Preemie Voices is built on a simple truth: families are not passive recipients of care. Parents are experts in lived experience, and their voices must shape the systems meant to support their children not just in the NICU, but long after discharge. 


Through the Parent Voices project and the implementation of Family-Important Outcome Measures (FIOMs) across Canadian neonatal follow-up clinics, parents have been clear about what matters most: 


Quality of life. Sleep. Feeding. Emotional wellbeing. Caregiver wellbeing.


These are not theoretical priorities. They are lived ones. 

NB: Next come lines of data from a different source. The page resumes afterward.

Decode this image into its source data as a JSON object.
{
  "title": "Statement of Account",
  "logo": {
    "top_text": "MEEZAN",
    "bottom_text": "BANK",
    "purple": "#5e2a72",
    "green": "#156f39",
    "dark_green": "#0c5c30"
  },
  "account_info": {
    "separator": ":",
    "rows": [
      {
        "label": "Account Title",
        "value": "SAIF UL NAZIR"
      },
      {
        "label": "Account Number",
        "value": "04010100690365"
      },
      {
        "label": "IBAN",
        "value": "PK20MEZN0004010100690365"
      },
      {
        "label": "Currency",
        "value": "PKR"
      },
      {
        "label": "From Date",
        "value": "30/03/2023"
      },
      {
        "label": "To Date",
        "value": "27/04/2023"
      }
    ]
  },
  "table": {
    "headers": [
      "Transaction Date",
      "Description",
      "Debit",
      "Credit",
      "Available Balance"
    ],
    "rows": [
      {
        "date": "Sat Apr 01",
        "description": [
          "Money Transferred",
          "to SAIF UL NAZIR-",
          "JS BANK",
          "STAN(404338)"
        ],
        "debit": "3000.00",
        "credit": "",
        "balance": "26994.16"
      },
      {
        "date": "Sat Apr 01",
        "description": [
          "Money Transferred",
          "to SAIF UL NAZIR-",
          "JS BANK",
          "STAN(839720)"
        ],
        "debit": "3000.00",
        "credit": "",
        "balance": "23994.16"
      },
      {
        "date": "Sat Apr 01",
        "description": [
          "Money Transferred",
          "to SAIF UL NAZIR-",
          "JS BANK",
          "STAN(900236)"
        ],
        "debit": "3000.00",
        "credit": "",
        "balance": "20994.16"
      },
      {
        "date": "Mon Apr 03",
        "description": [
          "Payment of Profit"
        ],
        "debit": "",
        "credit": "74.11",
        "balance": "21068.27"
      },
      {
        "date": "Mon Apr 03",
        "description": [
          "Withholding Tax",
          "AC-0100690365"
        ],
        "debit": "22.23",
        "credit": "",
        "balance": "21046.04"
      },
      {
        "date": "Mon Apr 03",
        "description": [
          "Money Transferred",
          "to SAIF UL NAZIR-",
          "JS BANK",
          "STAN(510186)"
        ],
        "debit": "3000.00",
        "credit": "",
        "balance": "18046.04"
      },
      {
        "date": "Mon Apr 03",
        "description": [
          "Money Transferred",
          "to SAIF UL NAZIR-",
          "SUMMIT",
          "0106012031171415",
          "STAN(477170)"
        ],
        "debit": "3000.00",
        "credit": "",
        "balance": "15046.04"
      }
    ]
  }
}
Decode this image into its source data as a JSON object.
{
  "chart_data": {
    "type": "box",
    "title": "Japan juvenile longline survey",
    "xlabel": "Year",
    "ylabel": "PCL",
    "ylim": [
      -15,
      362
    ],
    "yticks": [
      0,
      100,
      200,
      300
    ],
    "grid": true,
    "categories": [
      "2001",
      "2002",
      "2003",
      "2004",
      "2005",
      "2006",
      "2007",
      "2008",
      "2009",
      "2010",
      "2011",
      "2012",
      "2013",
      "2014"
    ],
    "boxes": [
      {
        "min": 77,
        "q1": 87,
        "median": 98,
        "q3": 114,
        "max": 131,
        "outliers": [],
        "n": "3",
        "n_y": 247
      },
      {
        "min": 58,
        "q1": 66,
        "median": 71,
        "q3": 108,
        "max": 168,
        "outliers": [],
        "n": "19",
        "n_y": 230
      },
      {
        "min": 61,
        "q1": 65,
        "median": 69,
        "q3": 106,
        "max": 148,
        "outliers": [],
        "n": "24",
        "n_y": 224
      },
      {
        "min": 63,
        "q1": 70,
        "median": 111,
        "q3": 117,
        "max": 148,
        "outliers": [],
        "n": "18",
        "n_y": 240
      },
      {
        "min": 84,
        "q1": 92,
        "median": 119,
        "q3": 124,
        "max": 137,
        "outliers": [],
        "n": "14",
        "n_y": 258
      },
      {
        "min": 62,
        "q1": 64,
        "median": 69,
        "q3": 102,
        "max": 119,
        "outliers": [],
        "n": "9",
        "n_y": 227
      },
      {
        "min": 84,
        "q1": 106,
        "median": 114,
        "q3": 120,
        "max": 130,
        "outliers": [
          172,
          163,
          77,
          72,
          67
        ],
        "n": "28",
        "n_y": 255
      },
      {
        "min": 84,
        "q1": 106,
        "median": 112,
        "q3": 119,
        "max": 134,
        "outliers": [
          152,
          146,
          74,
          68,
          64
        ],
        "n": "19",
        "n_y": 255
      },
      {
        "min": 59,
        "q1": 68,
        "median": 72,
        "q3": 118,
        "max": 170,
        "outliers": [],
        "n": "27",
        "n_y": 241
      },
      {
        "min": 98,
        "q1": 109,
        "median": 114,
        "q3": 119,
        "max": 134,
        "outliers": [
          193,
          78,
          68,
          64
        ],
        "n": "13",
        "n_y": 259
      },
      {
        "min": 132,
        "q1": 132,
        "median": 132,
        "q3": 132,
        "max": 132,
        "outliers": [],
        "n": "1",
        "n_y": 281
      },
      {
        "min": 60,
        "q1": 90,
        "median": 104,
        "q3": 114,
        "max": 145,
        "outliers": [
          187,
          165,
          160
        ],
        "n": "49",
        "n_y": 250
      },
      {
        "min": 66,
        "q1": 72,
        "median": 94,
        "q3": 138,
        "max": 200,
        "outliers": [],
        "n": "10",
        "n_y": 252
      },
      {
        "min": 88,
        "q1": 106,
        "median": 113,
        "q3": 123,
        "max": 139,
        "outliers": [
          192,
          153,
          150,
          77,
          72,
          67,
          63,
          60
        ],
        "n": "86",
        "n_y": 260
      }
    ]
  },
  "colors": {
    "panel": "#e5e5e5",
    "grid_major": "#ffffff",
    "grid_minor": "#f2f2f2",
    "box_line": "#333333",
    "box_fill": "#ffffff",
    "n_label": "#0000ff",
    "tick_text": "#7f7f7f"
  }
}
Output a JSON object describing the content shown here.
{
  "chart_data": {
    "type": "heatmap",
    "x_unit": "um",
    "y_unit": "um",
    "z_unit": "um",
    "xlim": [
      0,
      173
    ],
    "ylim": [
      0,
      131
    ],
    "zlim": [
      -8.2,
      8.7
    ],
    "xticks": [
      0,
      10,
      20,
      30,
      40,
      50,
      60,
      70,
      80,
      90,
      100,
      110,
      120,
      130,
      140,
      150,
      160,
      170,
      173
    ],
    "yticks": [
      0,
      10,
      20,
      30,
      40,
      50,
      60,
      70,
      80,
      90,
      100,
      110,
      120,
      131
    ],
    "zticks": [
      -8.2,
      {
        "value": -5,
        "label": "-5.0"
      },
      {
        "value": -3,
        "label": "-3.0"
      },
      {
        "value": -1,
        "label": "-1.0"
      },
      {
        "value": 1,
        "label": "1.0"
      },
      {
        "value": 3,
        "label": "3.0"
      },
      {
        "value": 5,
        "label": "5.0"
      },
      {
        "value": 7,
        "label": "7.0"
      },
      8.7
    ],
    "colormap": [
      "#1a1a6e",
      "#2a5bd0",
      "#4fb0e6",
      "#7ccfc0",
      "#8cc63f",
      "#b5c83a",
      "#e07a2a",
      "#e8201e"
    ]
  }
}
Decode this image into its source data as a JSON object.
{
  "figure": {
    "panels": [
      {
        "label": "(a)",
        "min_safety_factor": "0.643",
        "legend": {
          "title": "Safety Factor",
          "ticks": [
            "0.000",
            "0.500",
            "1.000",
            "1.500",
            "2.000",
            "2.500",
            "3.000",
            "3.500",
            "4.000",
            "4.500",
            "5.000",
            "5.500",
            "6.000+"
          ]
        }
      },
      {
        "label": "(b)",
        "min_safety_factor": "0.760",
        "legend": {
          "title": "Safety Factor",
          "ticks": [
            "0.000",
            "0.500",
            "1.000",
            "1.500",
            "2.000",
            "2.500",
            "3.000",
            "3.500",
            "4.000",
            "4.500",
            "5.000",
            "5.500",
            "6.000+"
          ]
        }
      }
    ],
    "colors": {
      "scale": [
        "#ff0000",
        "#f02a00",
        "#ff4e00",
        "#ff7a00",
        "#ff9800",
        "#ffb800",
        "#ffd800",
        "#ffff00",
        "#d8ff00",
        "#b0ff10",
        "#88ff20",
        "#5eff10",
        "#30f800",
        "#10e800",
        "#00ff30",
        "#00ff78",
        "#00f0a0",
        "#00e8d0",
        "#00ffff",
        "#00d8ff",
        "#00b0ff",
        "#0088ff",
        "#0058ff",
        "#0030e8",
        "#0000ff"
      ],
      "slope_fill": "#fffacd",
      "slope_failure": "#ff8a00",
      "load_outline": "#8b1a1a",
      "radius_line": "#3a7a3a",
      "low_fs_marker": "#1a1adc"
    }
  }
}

And yet, as this work moves forward, an important tension has surfaced. Clinicians have shared a fear, “We don’t want to ask if we don’t know what to do with the answer.” 

That sentence matters. 


Because caregiver wellbeing is not neutral. It carries exhaustion, grief, fear, and often trauma. When distress is ignored, it doesn’t disappear; it migrates into silence, disengagement, and isolation. But when it is recognized, even briefly, something shifts. 


Listening becomes care. 


This is why Preemie Voices is not just a project. It is a relational commitment. Researchers, clinicians, and family partners are sitting together, co-designing systems of care that reflect shared goals, shared responsibility, and shared humanity. 


This is work we do together. And when parent voices are understood, care changes.